A new study from Harvard School of Public Health and published in the journal Environmental Health found that commonly-found toxins in plastics are linked to both general obesity and abdominal obesity. Known as Bisphenol A or BPA for short, these hormone disruptors have been primarily found in plastic, including plastic food and beverage packaging.
Harvard scientists studied the effects of BPA to see low-dose exposures of the toxin increased abdominal or general fat in humans. They were aware of previous studies showing that low-dose BPA increased obesity in rodents. The scientists assessed the urinary BPA concentrations, body mass index, and waist circumference in 2747 adult men and women ranging in age from 18 to 74.
BPA can be found as a component of some types of plastic bottles, and also in the lining inside of canned foods.

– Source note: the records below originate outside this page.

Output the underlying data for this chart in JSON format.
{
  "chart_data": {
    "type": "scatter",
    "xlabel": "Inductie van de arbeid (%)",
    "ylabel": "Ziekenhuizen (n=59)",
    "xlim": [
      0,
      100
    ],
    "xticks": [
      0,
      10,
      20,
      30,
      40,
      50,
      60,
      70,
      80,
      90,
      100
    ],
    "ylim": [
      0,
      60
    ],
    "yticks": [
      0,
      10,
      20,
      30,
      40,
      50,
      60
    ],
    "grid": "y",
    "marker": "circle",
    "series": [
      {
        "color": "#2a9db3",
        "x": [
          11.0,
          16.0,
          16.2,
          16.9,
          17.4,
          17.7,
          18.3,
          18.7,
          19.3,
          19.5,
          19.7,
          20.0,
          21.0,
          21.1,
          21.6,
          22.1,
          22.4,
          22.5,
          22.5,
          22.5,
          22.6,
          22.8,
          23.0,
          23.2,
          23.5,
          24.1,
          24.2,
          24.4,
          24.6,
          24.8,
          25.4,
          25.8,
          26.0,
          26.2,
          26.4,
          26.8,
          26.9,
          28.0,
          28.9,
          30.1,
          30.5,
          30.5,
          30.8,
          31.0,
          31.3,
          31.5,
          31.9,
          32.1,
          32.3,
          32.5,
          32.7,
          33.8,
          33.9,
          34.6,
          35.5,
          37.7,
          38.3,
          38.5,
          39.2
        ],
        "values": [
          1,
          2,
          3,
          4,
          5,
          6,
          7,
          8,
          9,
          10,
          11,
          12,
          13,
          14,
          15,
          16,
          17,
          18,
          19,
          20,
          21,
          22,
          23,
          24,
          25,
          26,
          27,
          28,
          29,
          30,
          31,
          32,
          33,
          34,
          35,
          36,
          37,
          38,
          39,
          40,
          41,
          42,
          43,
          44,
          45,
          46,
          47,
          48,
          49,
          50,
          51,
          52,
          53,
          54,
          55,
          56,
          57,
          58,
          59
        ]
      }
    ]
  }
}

Since BPA is a known ”xenoestrogen”, it’s been linked in animal studies (at surprisingly small doses) to all sorts of various health issues such as cancer, metabolic disorders, heart disease, diabetes, and fertility problems and birth defects or miscarriages… and of course, any xenoestrogens in large enough amounts can trigger your body to hold onto abdominal fat (aka – stubborn belly fat).
The major offenders to look for are polycarbonate bottles (some plastics with the #7 symbol on the bottom are polycarbonate, but not all) and also canned foods, since the lining of most canned foods contains BPA, which can leach into food. The longer that a can of food sits on a shelf and the higher the temperature, the more BPA can leach into your food. The same can be said for polycarbonate bottles that contain food or drinks.
According to the Environmental Working Group (EWG), BPA was detected in the bodies of 95% of Americans in one CDC study (this is a worldwide issue though, not just limited to the US).
The Environmental Working Group reports, “analysis of our tests reveals that for one of every five cans tested, and for one-third of all vegetables and pastas (ravioli and noodles with tomato sauce), a single serving would expose a pregnant woman to BPA at levels that fall within a factor of 5 of doses linked to birth defects — permanent damage of developing male reproductive organs“.
Their findings aren’t surprising given the toxin is a known hormone and metabolism disruptor. The higher the urinary concentrations of BPA (indicating higher exposures), the more likely a person was obese and experiencing abdominal obesity. The adults with the highest amounts of BPA in their urine were 75 percent more likely to be obese than those with the lowest amounts of BPA.
They concluded that “higher BPA exposure is associated with general and central obesity in the general adult population in the United States.”
As a result of studies like the Harvard one, toxins like BPA, PCBs (polychlorinated biphenyls), and phthalates are increasingly being referred to as “obesogens.”
What Can You Do To Avoid BPA?
1. Try to always avoid canned foods as much as possible and choose frozen or fresh foods instead. Buy the ingredients yourself and prepare the meal the old fashioned way instead of resorting to canned foods. Also, a better alternative to canned foods is products in glass containers.
2. If you do resort to using canned foods instead of fresh foods, try to find labels that say that the cans are free of BPA.
3. If you need tomato products, always avoid canned varieties and search for tomato sauces, pastes, etc in glass bottles instead (unless the can specifically states that it is BPA-free). Or just make your own tomato dishes from scratch with fresh tomatoes.
4. If you use plastic wrap, plastic ziplock bags, plastic containers for food storage, etc, try to investigate on the label if the product is BPA-free or not. Some brands packaging will label if their products are BPA-free.
5. If you for some reason choose to use a microwave with your food (which by the way, microwaved food is thought to have negative health effects), then by all means, do not microwave the food in plastic containers as it can increase the leaching of chemicals including BPA.
6. If you drink bottled water, or water from reusable plastic bottles, make sure that it is not a polycarbonate bottle, or make sure that the label says BPA-free. Plastic that shows #7 on the bottom will sometimes contain BPA, but not always. If a bottle shows “PC” on the bottom, it is made from polycarbonate, so it will contain BPA. In addition, sometimes aluminum bottles will contain a lining that has BPA, so avoid these.
7. Never use plastic cups for hot liquids such as hot tea or coffee, as this can accelerate leaching of BPA and other chemicals, depending on the type of plastic.